In the Schiavo case, the removal of her feeding tube indicated that her receiving food was extraordinary care. But according to the coalition, Schiavo's death is considered euthanasia because she was intentionally dehydrated to death, not for palliative reasons but because she was cognitively disabled.

"Inserting a feeding tube is a medical act," Schadenberg said. "But when it is inserted, it is no longer a medical act. It's not extraordinary. It's ordinary. It's very normal."

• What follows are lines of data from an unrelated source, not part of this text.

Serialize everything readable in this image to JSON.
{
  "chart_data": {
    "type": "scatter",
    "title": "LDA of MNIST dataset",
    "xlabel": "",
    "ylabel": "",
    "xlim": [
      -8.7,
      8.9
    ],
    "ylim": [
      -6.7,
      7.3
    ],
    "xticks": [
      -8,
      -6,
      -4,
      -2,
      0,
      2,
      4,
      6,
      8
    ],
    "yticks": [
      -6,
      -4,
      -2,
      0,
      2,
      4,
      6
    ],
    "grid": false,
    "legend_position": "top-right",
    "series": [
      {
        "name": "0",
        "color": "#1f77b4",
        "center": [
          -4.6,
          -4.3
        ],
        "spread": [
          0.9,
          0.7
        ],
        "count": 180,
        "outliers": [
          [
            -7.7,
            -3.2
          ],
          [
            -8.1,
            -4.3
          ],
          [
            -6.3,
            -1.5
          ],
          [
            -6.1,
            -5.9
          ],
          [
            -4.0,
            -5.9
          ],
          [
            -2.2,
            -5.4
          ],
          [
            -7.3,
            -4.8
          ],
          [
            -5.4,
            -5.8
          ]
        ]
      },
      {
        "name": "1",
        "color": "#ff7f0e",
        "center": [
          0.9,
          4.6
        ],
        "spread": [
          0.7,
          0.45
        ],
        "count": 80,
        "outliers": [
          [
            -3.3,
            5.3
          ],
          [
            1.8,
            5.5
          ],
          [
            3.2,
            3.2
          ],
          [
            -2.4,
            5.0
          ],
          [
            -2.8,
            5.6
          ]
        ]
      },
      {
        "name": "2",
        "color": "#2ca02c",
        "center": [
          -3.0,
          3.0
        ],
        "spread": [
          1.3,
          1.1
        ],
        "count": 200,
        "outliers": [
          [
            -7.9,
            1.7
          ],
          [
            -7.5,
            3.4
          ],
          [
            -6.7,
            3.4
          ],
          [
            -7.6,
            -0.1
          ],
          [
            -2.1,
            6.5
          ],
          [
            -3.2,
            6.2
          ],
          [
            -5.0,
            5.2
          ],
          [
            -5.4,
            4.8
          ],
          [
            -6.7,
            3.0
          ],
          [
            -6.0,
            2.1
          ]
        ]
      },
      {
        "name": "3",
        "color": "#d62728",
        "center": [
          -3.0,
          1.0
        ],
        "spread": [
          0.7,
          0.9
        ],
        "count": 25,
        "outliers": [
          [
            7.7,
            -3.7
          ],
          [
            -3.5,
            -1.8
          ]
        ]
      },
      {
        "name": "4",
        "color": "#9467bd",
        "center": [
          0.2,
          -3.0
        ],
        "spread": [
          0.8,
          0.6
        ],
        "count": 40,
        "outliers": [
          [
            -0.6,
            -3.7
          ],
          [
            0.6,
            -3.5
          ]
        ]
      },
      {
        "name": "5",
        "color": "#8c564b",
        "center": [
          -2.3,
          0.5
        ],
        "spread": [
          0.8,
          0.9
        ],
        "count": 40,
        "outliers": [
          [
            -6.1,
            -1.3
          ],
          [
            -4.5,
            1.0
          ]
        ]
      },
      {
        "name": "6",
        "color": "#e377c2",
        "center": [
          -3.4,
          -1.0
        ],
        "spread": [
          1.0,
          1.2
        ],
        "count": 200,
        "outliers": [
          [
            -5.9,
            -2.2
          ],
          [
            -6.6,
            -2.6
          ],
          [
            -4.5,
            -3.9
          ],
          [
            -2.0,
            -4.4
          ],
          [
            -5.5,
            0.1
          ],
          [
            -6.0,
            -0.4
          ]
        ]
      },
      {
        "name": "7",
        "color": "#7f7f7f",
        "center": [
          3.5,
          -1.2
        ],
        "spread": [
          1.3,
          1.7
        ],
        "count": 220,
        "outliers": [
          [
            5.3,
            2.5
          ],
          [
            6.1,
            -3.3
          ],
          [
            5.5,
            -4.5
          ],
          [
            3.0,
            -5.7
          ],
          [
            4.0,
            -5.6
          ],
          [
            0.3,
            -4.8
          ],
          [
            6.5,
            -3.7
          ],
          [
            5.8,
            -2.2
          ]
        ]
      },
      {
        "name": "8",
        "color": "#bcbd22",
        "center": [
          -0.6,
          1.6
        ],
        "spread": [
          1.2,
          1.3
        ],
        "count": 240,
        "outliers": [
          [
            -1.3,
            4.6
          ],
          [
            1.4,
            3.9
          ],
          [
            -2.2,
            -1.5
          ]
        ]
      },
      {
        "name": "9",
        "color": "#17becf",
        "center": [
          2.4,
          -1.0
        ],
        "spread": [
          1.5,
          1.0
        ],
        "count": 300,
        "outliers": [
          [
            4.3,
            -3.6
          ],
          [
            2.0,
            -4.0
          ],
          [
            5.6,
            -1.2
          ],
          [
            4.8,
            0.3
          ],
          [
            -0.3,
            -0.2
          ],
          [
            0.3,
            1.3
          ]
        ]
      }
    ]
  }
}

The power of attorney document only comes into effect when individuals are not able to make decisions themselves. Schadenberg says it is assumed that family can do so for them, but this is not necessarily true. Without the document, the law does not say the spouse is automatically the power of attorney.

"This eliminates confusion as to who can make the decisions," he said. "This document sets out the parameters of what's acceptable."

In the few years that it has been available, the Euthanasia Prevention Coalition has sold nearly 1,000 power of attorney documents. The document can be used anywhere in Canada.

But, Schadenberg adds, the death of Schiavo goes beyond a wake-up call to the public to have a power of attorney document.

"Hopefully Terri's death will result in legislation being enacted to protect people who are cognitively disabled from similar acts of death by dehydration," Schadenberg said.